The Golden Age of television offers dramas, reality series and cake shows


With reruns and new episodes of at least five different cake shows — Ace of Cakes, Wedding Cake Wars, Cupcake Wars, Cake Boss, and Ultimate Cake Off — available for your everyday consumption, it feels like television has hit a new low.

More and more Netflix queues and DVRs are filling up with the likes of Mad Men, The Wire and Homeland while the Oscars are struggling to generate significant buzz.  In fact, many consider the present a golden age of television as a medium.

Not that the medium doesn’t have issues.

“I don’t need a show about cakes,” former television executive James Andrew Miller said last week at the Museum of Contemporary Art’s discussion, “Is This the Golden Age of Television?”

“It’s so derivative,” Boston Globe columnist Joanna Weiss said, seeming to agree with Miller’s most definitive statement of the night. “But 45 minutes later, I’m sitting there watching them spread frosting on the cupcakes.”

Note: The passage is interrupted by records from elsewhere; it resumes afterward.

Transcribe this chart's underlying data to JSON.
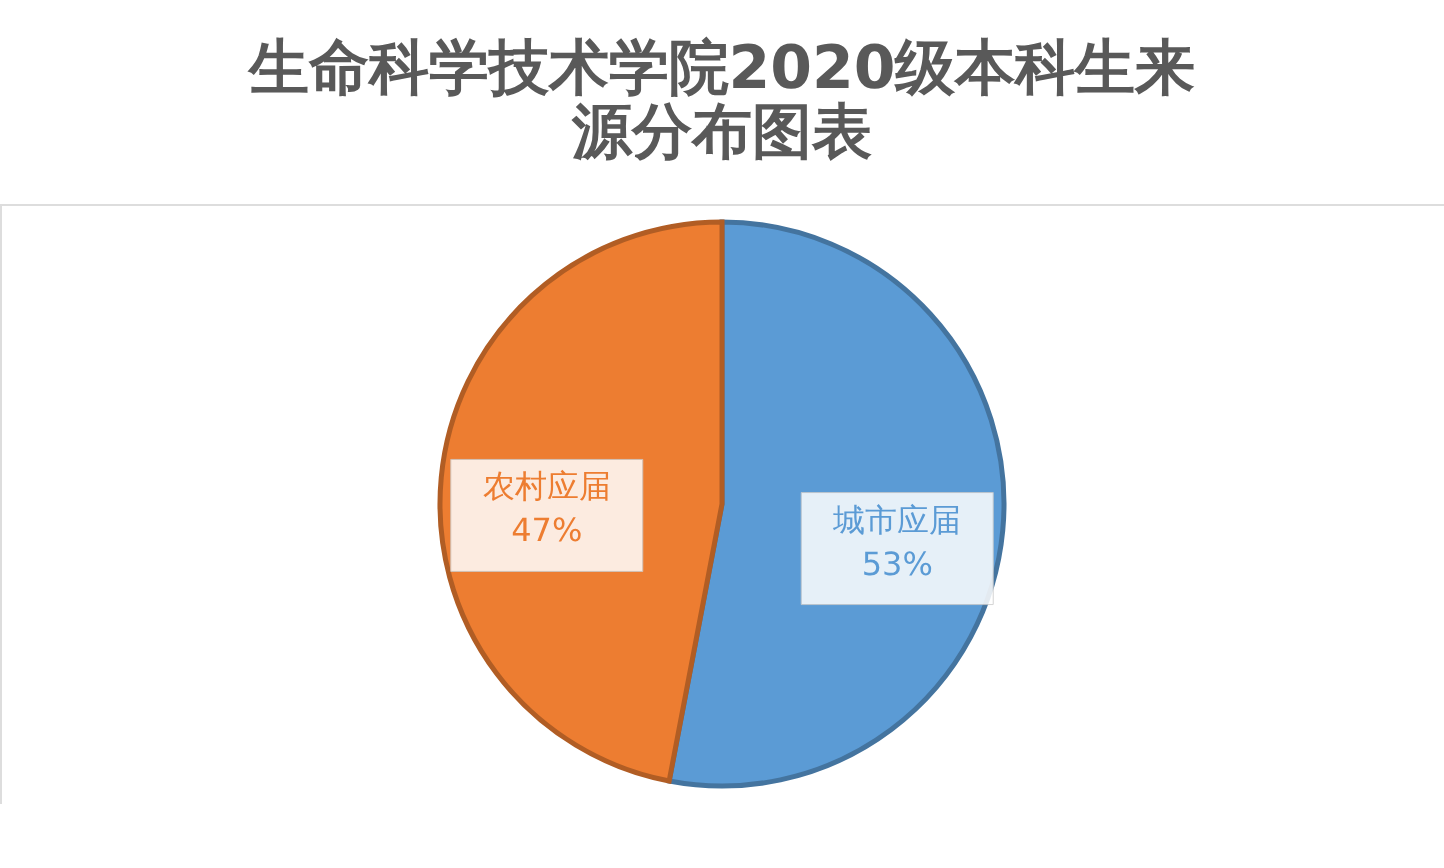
{
  "chart_data": {
    "type": "pie",
    "title": [
      "生命科学技术学院2020级本科生来",
      "源分布图表"
    ],
    "categories": [
      "城市应届",
      "农村应届"
    ],
    "values": [
      53,
      47
    ],
    "value_labels": [
      "53%",
      "47%"
    ],
    "colors": [
      "#5b9bd5",
      "#ed7d31"
    ],
    "legend": false
  }
}
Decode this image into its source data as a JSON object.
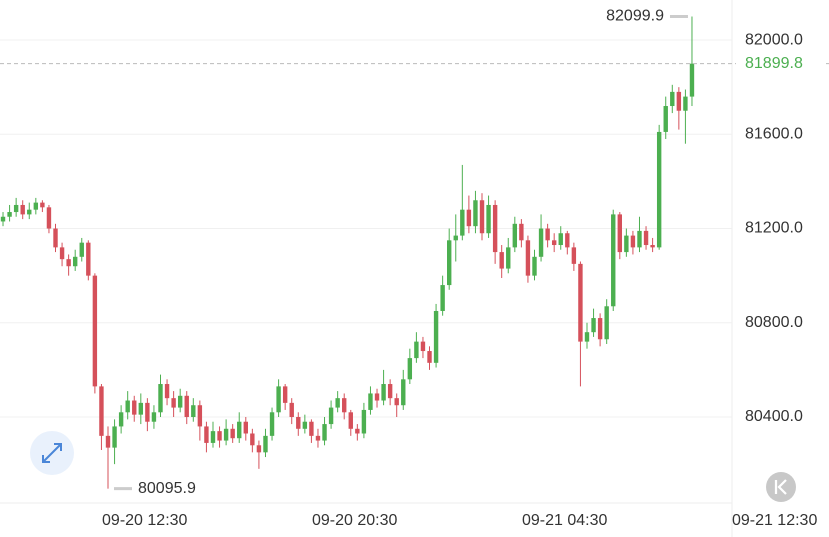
{
  "chart_data": {
    "type": "candlestick",
    "up_color": "#4caf50",
    "down_color": "#d5505a",
    "xlim": [
      -0.46,
      111.1
    ],
    "xticks": [
      {
        "value": 21.6,
        "label": "09-20 12:30"
      },
      {
        "value": 53.6,
        "label": "09-20 20:30"
      },
      {
        "value": 85.6,
        "label": "09-21 04:30"
      },
      {
        "value": 117.6,
        "label": "09-21 12:30"
      }
    ],
    "ylim": [
      80035,
      82170
    ],
    "yticks": [
      {
        "value": 80400,
        "label": "80400.0"
      },
      {
        "value": 80800,
        "label": "80800.0"
      },
      {
        "value": 81200,
        "label": "81200.0"
      },
      {
        "value": 81600,
        "label": "81600.0"
      },
      {
        "value": 82000,
        "label": "82000.0"
      }
    ],
    "grid": true,
    "open": [
      81230,
      81250,
      81270,
      81300,
      81260,
      81280,
      81310,
      81290,
      81200,
      81120,
      81070,
      81040,
      81080,
      81140,
      81000,
      80530,
      80320,
      80270,
      80360,
      80420,
      80470,
      80410,
      80460,
      80380,
      80420,
      80540,
      80480,
      80440,
      80490,
      80400,
      80450,
      80360,
      80290,
      80340,
      80300,
      80350,
      80310,
      80380,
      80330,
      80280,
      80250,
      80320,
      80420,
      80530,
      80460,
      80400,
      80350,
      80380,
      80320,
      80300,
      80370,
      80440,
      80480,
      80420,
      80350,
      80330,
      80430,
      80500,
      80470,
      80540,
      80480,
      80450,
      80560,
      80650,
      80720,
      80680,
      80630,
      80850,
      80960,
      81150,
      81170,
      81280,
      81210,
      81320,
      81180,
      81300,
      81100,
      81030,
      81120,
      81220,
      81150,
      81000,
      81080,
      81200,
      81150,
      81130,
      81180,
      81120,
      81050,
      80720,
      80760,
      80820,
      80730,
      80870,
      81260,
      81100,
      81170,
      81120,
      81190,
      81130,
      81120,
      81610,
      81720,
      81780,
      81700,
      81760
    ],
    "high": [
      81270,
      81300,
      81330,
      81320,
      81310,
      81330,
      81320,
      81300,
      81220,
      81140,
      81090,
      81110,
      81160,
      81150,
      81010,
      80540,
      80360,
      80390,
      80450,
      80510,
      80490,
      80500,
      80480,
      80450,
      80580,
      80560,
      80510,
      80520,
      80510,
      80480,
      80470,
      80380,
      80380,
      80360,
      80390,
      80370,
      80420,
      80400,
      80350,
      80300,
      80350,
      80440,
      80560,
      80540,
      80480,
      80420,
      80410,
      80390,
      80350,
      80400,
      80470,
      80510,
      80500,
      80430,
      80370,
      80460,
      80530,
      80520,
      80600,
      80560,
      80500,
      80600,
      80690,
      80760,
      80740,
      80700,
      80880,
      81000,
      81200,
      81260,
      81470,
      81340,
      81360,
      81350,
      81340,
      81320,
      81130,
      81160,
      81250,
      81240,
      81170,
      81110,
      81260,
      81220,
      81180,
      81210,
      81190,
      81140,
      81060,
      80800,
      80860,
      80840,
      80900,
      81280,
      81270,
      81200,
      81190,
      81250,
      81210,
      81160,
      81640,
      81760,
      81810,
      81800,
      81790,
      82099.9
    ],
    "low": [
      81210,
      81230,
      81250,
      81240,
      81240,
      81260,
      81270,
      81180,
      81100,
      81040,
      81000,
      81020,
      81060,
      80980,
      80500,
      80260,
      80095.9,
      80200,
      80330,
      80390,
      80380,
      80370,
      80340,
      80350,
      80400,
      80450,
      80400,
      80420,
      80370,
      80380,
      80300,
      80250,
      80270,
      80270,
      80280,
      80290,
      80290,
      80300,
      80250,
      80180,
      80230,
      80300,
      80400,
      80430,
      80370,
      80320,
      80330,
      80290,
      80270,
      80280,
      80350,
      80420,
      80390,
      80320,
      80300,
      80310,
      80410,
      80440,
      80450,
      80450,
      80400,
      80430,
      80540,
      80630,
      80650,
      80600,
      80610,
      80830,
      80940,
      81060,
      81150,
      81180,
      81180,
      81150,
      81160,
      81050,
      80990,
      81010,
      81100,
      81120,
      80970,
      80980,
      81060,
      81120,
      81100,
      81110,
      81090,
      81020,
      80530,
      80690,
      80740,
      80700,
      80710,
      80850,
      81070,
      81080,
      81090,
      81100,
      81110,
      81100,
      81110,
      81580,
      81690,
      81620,
      81560,
      81720
    ],
    "close": [
      81250,
      81270,
      81300,
      81260,
      81280,
      81310,
      81290,
      81200,
      81120,
      81070,
      81040,
      81080,
      81140,
      81000,
      80530,
      80320,
      80270,
      80360,
      80420,
      80470,
      80410,
      80460,
      80380,
      80420,
      80540,
      80480,
      80440,
      80490,
      80400,
      80450,
      80360,
      80290,
      80340,
      80300,
      80350,
      80310,
      80380,
      80330,
      80280,
      80250,
      80320,
      80420,
      80530,
      80460,
      80400,
      80350,
      80380,
      80320,
      80300,
      80370,
      80440,
      80480,
      80420,
      80350,
      80330,
      80430,
      80500,
      80470,
      80540,
      80480,
      80450,
      80560,
      80650,
      80720,
      80680,
      80630,
      80850,
      80960,
      81150,
      81170,
      81280,
      81210,
      81320,
      81180,
      81300,
      81100,
      81030,
      81120,
      81220,
      81150,
      81000,
      81080,
      81200,
      81150,
      81130,
      81180,
      81120,
      81050,
      80720,
      80760,
      80820,
      80730,
      80870,
      81260,
      81100,
      81170,
      81120,
      81190,
      81130,
      81120,
      81610,
      81720,
      81780,
      81700,
      81760,
      81899.8
    ]
  }
}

The back-and-forth was reflective of the four-person panel moderated by KCRW radio host and Daily Beast columnist Kim Masters, which struggled to assess a television landscape where cable television dramas can match the production value and acting of any Hollywood movie, but are often outdrawn on a weekly basis by shows such as the Jersey Shore and the Real Housewives of Orange County.

Occidental College professor and historian Thaddeus Russell and Homeland producer and writer Meredith Stiehm rounded out the panel at MOCA’s Ahmanson Theatre, but could no more come to a conclusion than Weiss and Miller could.

Russell stresses the changing landscape of both televisions demographics and distribution methods, saying that the present truly is a golden age for the medium if the viewer “valued diversity and choice.”

And Stiehm, who worked on shows such as Beverly Hills, 90210, NYPD Blue and Cold Case prior to producing and writing for the critically acclaimed Homeland, notes the increased choice today’s television programming offers to the viewer, especially on cable networks.

“It’s harder on the networks [today],” Stiehm said. “Networks have gotten more conservative. [Cable has] lots of new places to go.”

Weiss recognizes the opportunity that television — especially cable television — provides its producers, noting television’s ability to draw out characters in a “leisurely way” and not have to bring character development to a close in the constraints of a two-hour movie.

“Television is an opportunity as a writer to make something interesting,” Weiss said.

Miller, on the other hand, isn’t quite as convinced that today’s shows are reflective of a true paradigm shift toward television. He describes the period between 1971 and ’81 as a “quantum leap” that exceeded today’s product.

“Television is just not as compelling as it used to be,” Miller said. “Every single night was an event. I don’t see [the present] as a game changer.”

It certainly is difficult for every night to be an event in the current landscape, Russell later pointed out, as the average household now receives 118 channels as compared to the just seven it received in 1971, Miller’s perceived “quantum leap” start year.

The panelists ran into the question of whether the discussion they were having, or perhaps the exaltation of some of these highbrow shows, left out the average viewer and whether these viewers truly saw television as the gold standard of entertainment.

The recent explosion of attention paid to PBS’s Downton Abbey provided some easy fodder in the area.

“If you think all television should be PBS, you are in the .01 percent,” Russell said. “You are Mitt Romney.”

Stiehm recounted her time on the tail end of 90210 and during NYPD Blue’s heyday and stated that writing for the medium is difficult whether you’re writing “good” or “bad” television.

“Television does not demand quality,” Stiehm said, quoting NYPD Blue creator David Milch, “but it doesn’t preclude it, either.”